Abstract
Purpose :
Proliferative vitreoretinopathy (PVR) is the dreaded cause of failure following retinal detachment repair; however, to this date, no cures or preventative therapies exists. The purpose of this study is to use advanced bioinformatics tools to study drug-gene associations in order to identify drugs/compounds that interact with genes affected in PVR and that could be candidates for further testing as novel management strategies of PVR.
Methods :
We queried PubMed Gene to assemble a list of genes associated with PVR to date. Gene enrichment analysis for the compiled PVR gene list was executed via ToppGene against the drug databases. This analysis identifies overepresented compounds and predicts their statistical significance from multiple drug-gene interaction databases to formulate a Pharmacome. Compounds with adjusted p-value <0.05 were chosen.
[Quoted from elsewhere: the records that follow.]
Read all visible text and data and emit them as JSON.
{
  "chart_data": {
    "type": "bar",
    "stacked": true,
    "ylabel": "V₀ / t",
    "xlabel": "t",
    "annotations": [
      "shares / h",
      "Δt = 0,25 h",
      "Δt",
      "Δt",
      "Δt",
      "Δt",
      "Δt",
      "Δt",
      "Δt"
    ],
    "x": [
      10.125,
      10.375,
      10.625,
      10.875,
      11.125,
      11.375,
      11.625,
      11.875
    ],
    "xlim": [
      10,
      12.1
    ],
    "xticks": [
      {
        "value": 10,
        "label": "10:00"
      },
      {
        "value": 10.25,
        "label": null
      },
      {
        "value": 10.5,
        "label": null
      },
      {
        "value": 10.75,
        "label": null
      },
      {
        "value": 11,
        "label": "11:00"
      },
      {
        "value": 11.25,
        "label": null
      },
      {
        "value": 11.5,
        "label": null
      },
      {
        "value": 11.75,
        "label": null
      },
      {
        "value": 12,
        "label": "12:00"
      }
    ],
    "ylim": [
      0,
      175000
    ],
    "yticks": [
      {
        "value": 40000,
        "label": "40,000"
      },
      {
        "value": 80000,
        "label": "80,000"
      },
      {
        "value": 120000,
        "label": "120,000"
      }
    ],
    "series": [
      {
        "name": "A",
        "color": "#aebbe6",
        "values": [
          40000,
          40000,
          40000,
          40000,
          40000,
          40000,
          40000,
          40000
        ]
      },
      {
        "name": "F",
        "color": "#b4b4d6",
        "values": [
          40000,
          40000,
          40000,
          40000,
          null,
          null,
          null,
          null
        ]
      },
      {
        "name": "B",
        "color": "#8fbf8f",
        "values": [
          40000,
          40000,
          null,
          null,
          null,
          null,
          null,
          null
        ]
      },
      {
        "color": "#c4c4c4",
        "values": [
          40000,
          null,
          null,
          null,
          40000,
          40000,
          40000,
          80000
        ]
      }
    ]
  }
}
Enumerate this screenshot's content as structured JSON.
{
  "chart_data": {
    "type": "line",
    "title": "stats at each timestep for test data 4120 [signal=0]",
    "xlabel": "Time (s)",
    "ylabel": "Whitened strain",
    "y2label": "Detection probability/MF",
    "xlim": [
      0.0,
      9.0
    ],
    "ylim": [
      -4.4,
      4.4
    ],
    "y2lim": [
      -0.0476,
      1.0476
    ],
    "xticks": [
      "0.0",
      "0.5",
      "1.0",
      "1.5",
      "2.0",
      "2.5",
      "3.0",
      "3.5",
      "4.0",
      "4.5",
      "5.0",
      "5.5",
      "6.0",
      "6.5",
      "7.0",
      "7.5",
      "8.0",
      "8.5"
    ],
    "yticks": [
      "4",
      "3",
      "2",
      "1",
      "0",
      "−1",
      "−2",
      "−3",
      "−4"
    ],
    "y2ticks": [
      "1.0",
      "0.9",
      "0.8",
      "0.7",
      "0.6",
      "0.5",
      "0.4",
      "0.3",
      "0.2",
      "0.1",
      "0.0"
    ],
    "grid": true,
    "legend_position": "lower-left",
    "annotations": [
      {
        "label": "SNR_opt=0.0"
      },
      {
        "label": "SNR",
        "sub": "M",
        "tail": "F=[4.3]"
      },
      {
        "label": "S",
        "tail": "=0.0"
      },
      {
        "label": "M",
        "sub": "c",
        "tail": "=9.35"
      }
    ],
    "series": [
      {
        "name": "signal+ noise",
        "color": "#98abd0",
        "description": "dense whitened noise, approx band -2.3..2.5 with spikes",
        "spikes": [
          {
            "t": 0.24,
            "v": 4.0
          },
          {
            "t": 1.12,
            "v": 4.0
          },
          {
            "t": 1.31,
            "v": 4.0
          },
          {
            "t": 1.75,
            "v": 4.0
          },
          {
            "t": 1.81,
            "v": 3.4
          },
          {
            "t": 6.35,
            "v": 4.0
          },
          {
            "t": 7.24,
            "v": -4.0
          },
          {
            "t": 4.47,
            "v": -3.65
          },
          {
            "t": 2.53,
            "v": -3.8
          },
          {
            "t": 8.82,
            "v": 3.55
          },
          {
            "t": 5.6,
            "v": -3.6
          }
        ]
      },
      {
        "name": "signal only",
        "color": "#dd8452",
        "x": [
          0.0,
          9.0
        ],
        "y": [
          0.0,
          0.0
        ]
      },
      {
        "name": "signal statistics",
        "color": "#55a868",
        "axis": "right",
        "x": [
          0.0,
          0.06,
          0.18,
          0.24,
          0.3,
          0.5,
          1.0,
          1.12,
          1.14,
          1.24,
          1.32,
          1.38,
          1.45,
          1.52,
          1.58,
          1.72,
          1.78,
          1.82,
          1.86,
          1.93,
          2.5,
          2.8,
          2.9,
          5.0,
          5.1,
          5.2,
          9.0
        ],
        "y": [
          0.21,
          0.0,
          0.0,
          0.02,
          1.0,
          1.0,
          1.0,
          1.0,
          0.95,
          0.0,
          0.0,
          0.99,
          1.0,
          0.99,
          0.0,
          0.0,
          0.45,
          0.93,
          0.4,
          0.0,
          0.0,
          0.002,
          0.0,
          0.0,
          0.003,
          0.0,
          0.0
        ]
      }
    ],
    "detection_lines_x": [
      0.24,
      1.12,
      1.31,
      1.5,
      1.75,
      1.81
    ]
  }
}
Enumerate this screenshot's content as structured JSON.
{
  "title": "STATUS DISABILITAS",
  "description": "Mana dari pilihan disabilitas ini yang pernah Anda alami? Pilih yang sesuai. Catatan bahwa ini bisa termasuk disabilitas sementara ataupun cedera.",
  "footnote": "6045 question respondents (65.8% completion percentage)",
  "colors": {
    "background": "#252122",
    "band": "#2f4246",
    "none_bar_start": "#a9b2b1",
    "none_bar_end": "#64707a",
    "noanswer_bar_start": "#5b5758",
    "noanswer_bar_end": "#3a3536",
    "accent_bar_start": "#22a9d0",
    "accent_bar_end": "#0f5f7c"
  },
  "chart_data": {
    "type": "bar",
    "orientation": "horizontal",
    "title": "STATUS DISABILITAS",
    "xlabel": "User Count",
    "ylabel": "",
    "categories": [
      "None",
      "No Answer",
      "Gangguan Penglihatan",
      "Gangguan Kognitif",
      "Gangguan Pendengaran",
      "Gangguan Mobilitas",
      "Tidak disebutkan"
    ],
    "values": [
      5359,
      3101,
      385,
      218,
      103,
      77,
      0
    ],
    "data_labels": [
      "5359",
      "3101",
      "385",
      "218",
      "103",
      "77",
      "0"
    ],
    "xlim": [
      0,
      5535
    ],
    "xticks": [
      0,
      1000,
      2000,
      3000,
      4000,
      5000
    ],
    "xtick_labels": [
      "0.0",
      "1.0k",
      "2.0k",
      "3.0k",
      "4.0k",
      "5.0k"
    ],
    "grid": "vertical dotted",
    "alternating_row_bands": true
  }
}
Compounds with no clinical indications (e.g., ozone, ethanol) were filtered out from the resulting drug lists.
Results :
Our query identified 34 unique genes associated with PVR. Out of 77,146 candidate drugs/compounds in the drug databases, our analysis revealed multiple drugs/compounds with significant interactions with genes involved in PVR. The drugs predicted amongst the top 100 most significant compounds include anti-proliferatives, corticosteroids, anti-diabetics, antioxidants, statins, and flavonoids. Prednisone (P=2.08x10-7), a corticosteroid that affects 4 of the 34 identified PVR genes, and methotrexate (P=1.70x10-4), an anti-neoplastic agent that also affects 4 of the 34 genes, have shown promising results in animal studies and ongoing clinical trials for PVR. Other predicted top compounds including metformin (P=8.30x10-12), statins (P=9.76x10-19), and curcumin (P=2.03x10-17), which affect 11, 17, and 18 of the 34 PVR genes, respectively, have well-established safety profiles and could be readily repurposed for PVR.
Conclusions :
This bioinformatics approach of studying drug-gene interactions can speculate drugs which may affect genes and pathways implicated in PVR. We use our growing understanding of systems biology to introduce a computational network medicine process for finding novel therapeutic targets for PVR. While further validation from preclinical/clinical studies is required for bioinformatic predictions, this unbiased approach could identify possible candidates out of existing drugs/compounds that may be repurposed for PVR and guide future investigations.
This abstract was presented at the 2022 ARVO Annual Meeting, held in Denver, CO, May 1-4, 2022, and virtually.